For the file below, I want to extract the two strings following "XC:Z:" and "XM:Z:". For example:
- 1st line output should be this: "TGGTCGGCGCGT, GAGTCCGT"
- 2nd line output should be this: "GAAGCCGCTTCC, ACCGACGG"
The original version of the file has a few more columns and millions of rows than the following example, but it should give you the idea:
MOUSE_10 XC:Z:TGGTCGGCGCGT RG:Z:A XM:Z:GAGTCCGT ZP:i:33
MOUSE_10 XC:Z:GAAGCCGCTTCC NM:i:0 XM:Z:ACCGACGG AS:i:16
MOUSE_10 ZP:i:36 XC:Z:TCCCCGGGTACA NM:i:0 XM:Z:GGGACGGG ZP:i:28
MOUSE_10 XC:Z:CAAATTTGGAAA RG:Z:A NM:i:1 XM:Z:GCAGATAG
In addition, each of following criteria would be a bonus but is not mandatory if you can get it to work:
- use standard bash tools: awk, sed, grep, etc. (no GAWK, csvtools,...)
- assume we don't know the order in which XC and XM appear (although I'm fairly certain XC is almost first, but I am unsure how to check).
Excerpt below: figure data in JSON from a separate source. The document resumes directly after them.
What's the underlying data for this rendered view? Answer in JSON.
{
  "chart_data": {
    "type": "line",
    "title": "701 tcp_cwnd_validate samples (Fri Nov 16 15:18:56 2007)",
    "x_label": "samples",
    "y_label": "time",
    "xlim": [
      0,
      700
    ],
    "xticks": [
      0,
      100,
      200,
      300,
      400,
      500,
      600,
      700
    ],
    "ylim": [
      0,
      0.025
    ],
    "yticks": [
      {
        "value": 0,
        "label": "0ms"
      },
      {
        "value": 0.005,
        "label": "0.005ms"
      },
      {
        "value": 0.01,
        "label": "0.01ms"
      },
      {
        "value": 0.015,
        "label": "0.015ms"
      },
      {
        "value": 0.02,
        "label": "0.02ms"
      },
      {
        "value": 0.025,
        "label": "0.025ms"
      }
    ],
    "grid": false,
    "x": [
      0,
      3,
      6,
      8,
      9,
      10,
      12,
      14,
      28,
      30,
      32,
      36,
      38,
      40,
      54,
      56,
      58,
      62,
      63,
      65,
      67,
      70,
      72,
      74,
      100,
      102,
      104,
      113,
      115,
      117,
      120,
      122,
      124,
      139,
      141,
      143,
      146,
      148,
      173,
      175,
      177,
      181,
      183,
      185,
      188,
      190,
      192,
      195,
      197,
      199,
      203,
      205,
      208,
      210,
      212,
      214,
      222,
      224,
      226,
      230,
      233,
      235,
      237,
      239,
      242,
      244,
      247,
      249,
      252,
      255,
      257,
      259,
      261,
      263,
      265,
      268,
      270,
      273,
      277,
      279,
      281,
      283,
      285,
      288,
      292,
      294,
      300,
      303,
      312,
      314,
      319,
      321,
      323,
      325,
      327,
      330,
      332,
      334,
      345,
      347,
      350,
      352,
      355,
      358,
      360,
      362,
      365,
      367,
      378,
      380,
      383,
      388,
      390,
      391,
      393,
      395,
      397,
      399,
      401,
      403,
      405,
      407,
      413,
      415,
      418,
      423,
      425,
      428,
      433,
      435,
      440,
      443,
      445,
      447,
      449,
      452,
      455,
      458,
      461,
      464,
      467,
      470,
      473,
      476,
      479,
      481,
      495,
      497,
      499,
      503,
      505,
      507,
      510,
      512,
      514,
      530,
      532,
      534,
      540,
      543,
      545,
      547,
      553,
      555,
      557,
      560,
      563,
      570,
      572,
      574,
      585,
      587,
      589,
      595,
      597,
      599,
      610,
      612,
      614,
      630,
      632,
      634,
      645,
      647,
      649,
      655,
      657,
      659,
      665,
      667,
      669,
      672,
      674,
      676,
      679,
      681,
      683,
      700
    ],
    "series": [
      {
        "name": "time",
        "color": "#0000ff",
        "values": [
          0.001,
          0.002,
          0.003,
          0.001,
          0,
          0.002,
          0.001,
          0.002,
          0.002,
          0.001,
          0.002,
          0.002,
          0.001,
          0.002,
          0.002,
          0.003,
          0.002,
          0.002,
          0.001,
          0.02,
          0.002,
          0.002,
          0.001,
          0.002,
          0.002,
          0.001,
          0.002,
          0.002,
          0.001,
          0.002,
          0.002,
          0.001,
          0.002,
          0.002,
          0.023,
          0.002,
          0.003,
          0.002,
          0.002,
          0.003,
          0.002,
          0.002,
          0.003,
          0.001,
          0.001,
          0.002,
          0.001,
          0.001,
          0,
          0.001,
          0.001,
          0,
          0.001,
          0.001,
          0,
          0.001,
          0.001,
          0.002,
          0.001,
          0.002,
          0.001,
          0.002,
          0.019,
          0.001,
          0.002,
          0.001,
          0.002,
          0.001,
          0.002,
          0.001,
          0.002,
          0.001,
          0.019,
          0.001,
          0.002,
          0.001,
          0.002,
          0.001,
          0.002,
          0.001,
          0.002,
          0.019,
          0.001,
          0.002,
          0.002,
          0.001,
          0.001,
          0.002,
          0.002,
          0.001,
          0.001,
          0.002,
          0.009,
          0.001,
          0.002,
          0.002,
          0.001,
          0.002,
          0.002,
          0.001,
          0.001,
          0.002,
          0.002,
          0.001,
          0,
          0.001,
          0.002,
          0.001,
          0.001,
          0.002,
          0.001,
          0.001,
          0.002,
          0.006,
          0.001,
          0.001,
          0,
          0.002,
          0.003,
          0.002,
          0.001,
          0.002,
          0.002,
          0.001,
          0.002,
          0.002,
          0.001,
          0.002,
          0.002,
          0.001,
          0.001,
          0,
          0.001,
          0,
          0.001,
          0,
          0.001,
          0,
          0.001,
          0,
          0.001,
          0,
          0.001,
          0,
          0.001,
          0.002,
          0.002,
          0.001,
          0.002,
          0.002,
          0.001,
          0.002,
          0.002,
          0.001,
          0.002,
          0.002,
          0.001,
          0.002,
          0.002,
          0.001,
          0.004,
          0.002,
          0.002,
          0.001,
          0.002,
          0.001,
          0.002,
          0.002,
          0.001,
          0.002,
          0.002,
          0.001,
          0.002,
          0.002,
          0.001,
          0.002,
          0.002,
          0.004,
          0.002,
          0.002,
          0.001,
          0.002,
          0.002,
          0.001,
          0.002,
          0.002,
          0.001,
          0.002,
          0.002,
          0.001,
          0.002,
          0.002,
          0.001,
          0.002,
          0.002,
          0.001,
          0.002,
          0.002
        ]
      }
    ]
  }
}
In the output, however, the XC-string should always be before the XM-string, if at all possible.
The answers from here awk extract multiple groups from each line come awfully close to it, but whenever I try using match(...) I get a "syntax error near unexpected token" message.
Looking forward to your solutions!
Thanks,
Felix